Tras escuchar la descripción de la fantasma, todos sintieron un escalofrío y se les erizó el cuero cabelludo.
—Muñecas de papel…
William pensó en la habitación de muñecas de papel en el patio trasero.
¿El grupo de muñecas de papel estaba a punto de comer gente en la oscuridad justo ahora?
¿Y los funcionarios que vinieron a investigar, la familia de la novia, las criadas y los sirvientes, también habían desaparecido?
¿También fueron comidos por muñecas de papel?
—Maestro dijo que no es aterrador que los fantasmas coman personas, pero sí lo es que las personas coman personas —dijo Amelia, mirando los nuevos pies de pollo en el suelo.
—Entonces…
¿qué pasó?
—preguntó Enrique, levantando a Emma del suelo, mientras sus labios temblaban.
—La persona que se casó con la novia no era una persona, sino una muñeca de papel —señaló Amelia, apuntando a las nuevas cenizas en el suelo—.

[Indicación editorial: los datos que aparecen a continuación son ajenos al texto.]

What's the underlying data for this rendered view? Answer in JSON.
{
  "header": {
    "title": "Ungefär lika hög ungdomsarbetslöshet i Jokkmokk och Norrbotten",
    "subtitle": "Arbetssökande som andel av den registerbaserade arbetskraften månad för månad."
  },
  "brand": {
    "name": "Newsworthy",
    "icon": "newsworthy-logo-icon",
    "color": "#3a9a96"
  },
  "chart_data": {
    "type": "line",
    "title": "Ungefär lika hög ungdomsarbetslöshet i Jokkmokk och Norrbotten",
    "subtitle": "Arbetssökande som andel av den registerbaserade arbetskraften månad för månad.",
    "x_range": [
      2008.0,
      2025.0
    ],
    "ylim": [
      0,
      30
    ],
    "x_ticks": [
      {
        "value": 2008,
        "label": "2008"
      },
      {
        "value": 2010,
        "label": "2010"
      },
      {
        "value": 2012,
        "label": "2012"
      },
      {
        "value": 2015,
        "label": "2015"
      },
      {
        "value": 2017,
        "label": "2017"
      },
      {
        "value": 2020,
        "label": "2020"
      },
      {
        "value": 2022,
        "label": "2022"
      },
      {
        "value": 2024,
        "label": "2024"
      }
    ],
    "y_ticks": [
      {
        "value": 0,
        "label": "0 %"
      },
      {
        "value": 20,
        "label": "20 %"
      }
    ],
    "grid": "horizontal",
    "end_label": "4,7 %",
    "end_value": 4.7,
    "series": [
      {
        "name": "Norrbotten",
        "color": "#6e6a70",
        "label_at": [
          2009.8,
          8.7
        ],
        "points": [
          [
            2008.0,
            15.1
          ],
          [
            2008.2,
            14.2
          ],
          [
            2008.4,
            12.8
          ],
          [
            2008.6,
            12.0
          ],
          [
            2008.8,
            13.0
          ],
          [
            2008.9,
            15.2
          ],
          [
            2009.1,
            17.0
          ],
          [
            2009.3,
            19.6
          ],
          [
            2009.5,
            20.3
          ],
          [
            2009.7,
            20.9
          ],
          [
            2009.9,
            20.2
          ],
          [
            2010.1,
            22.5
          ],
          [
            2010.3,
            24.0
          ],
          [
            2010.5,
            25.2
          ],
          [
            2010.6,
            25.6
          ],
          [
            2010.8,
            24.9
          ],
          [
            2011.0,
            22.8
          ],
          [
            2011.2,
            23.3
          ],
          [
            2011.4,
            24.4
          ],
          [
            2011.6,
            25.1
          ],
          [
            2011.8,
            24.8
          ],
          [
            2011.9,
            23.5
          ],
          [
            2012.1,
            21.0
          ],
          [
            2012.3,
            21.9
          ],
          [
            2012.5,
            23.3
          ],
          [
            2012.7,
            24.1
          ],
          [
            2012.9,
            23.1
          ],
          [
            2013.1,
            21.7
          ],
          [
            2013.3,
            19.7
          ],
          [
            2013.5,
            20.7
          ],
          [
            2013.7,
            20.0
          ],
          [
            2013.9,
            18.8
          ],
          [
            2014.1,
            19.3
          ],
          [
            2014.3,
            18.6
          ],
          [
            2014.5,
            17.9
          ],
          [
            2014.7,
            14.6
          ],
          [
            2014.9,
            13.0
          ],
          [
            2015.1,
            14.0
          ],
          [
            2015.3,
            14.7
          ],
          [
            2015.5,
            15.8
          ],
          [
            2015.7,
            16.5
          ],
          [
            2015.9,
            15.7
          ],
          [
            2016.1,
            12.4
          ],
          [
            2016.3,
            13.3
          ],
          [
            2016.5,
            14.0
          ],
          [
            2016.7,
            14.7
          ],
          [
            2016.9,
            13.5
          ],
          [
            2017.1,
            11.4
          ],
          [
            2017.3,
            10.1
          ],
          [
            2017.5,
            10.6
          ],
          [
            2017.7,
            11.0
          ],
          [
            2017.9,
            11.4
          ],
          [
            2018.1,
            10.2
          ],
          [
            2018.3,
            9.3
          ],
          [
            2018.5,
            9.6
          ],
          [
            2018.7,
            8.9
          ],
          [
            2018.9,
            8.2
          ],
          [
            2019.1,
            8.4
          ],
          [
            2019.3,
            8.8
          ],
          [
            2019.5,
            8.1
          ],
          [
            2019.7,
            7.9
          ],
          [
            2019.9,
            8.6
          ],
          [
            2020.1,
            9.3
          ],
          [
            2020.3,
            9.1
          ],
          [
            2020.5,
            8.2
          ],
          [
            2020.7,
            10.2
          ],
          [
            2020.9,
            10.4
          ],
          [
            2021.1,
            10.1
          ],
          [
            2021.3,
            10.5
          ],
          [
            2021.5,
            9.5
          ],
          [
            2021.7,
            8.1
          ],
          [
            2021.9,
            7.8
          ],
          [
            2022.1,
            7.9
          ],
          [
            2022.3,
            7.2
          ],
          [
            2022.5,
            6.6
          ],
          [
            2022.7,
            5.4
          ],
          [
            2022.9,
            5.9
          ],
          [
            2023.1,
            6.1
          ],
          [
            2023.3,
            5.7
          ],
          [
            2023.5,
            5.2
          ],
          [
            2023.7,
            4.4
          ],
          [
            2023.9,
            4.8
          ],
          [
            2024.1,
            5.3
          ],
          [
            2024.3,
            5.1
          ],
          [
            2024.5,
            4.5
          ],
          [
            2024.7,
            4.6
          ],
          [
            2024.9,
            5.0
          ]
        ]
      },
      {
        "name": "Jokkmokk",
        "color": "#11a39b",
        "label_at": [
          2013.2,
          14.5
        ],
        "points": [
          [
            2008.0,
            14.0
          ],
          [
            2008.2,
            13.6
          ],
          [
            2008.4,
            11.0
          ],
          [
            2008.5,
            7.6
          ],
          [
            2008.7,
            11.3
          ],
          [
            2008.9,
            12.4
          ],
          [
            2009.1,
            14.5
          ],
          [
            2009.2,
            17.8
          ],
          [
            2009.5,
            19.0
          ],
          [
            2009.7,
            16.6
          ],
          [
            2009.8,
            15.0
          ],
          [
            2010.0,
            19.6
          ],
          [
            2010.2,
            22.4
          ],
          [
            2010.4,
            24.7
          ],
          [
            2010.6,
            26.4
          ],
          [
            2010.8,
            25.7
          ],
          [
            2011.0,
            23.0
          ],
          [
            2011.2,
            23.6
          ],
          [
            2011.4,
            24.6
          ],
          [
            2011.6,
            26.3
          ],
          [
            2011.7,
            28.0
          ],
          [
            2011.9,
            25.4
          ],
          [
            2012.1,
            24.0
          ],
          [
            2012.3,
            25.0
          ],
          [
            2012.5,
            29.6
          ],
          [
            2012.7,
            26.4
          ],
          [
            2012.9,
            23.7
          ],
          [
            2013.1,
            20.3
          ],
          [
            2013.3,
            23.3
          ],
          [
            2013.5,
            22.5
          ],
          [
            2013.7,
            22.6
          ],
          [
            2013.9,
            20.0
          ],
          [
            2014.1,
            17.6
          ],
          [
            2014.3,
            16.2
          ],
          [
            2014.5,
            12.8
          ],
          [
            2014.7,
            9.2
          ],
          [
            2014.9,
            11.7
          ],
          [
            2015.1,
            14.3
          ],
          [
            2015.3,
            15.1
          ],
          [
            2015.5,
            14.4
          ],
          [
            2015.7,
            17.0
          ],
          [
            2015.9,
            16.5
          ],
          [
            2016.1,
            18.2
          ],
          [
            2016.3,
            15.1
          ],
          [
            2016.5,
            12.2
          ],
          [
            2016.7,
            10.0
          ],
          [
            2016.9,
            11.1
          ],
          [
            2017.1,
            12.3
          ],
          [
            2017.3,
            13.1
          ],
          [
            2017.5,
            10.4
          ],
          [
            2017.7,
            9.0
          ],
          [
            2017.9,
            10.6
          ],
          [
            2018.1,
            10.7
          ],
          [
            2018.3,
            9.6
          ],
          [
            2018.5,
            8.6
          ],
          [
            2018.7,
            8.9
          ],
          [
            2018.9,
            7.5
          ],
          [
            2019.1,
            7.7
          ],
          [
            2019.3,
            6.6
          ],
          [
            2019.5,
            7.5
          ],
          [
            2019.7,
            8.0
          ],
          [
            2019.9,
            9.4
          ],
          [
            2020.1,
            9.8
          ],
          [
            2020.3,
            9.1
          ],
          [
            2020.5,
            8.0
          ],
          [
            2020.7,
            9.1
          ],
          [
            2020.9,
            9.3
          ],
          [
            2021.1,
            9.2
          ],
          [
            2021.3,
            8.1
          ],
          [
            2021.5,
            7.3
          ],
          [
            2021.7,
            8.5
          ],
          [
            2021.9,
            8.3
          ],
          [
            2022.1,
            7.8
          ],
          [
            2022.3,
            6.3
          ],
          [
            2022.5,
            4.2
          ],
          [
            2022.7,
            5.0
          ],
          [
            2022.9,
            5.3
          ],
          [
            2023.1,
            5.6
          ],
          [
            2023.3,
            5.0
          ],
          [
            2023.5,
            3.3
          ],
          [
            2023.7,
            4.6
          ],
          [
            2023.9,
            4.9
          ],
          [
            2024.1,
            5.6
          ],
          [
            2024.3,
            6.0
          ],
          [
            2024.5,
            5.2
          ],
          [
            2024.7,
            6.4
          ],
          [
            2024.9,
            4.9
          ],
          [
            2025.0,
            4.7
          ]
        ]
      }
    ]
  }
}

En otras palabras, no había novio.
Por eso todos se dieron cuenta de que el novio había desaparecido cuando llegaron.
—Pero esa muñeca de papel de ahora también era el novio…
—suspiró William, sintiendo que todo era aterrador y extraño.
—No sé qué está pasando.
Tengo que esperar a que Maestro regrese —negó Amelia con la cabeza—.
Después de todo, solo tengo cuatro años ahora.
¡Quizás cuando tenga cinco años, sabré más!
—Pero las muñecas de papel no se mueven por sí solas.
Alguien tiene que controlar las muñecas de papel, así que debe haber otra persona escondida aquí además de nosotros —dijo Amelia.
—¿Pero era extraño?
¿Dónde estaba escondida esta persona?
—William y Amelia habían buscado en todas las habitaciones, pero no pudieron encontrarlo.
—¡Así que alguien estaba detrás de todo!
¡Sería más fácil si fueran humanos!
—frunció Enrique el ceño.
—Un rastro de frialdad apareció en los ojos de Enrique.
Por un lado, estaba aterrorizado.
Nunca había estado en un estado tan lamentable antes.
¡Tenía que atrapar a la persona detrás de esto!
—¿Vamos a salir ahora?
—preguntó William.
—Sí, salgamos —asintió Amelia.
Amelia puso a la fantasma en el vestido de novia rojo en la Calabaza de Recuperación de Almas.
No sabía si esta novia acababa de llegar, o si no había despertado antes, o si nadie había activado este tabú.
Aunque era un fantasma malicioso, nunca había dañado a nadie.
De lo contrario, la noticia de la casa embrujada asustando a la gente ya se habría expandido.
—¡Vamos!
—Enrique recogió a Amelia y salió rápidamente.
Cuando finalmente vio la luz afuera otra vez, los gritos y risas de los niños en el parque de atracciones disiparon inmediatamente el frío y el silencio mortal.
Enrique tenía una sensación surrealista y estaba ligeramente aturdido.
Antes de entrar en la casa embrujada, su visión del mundo aún estaba allí.
Después de salir de la casa embrujada, su visión del mundo se derrumbó.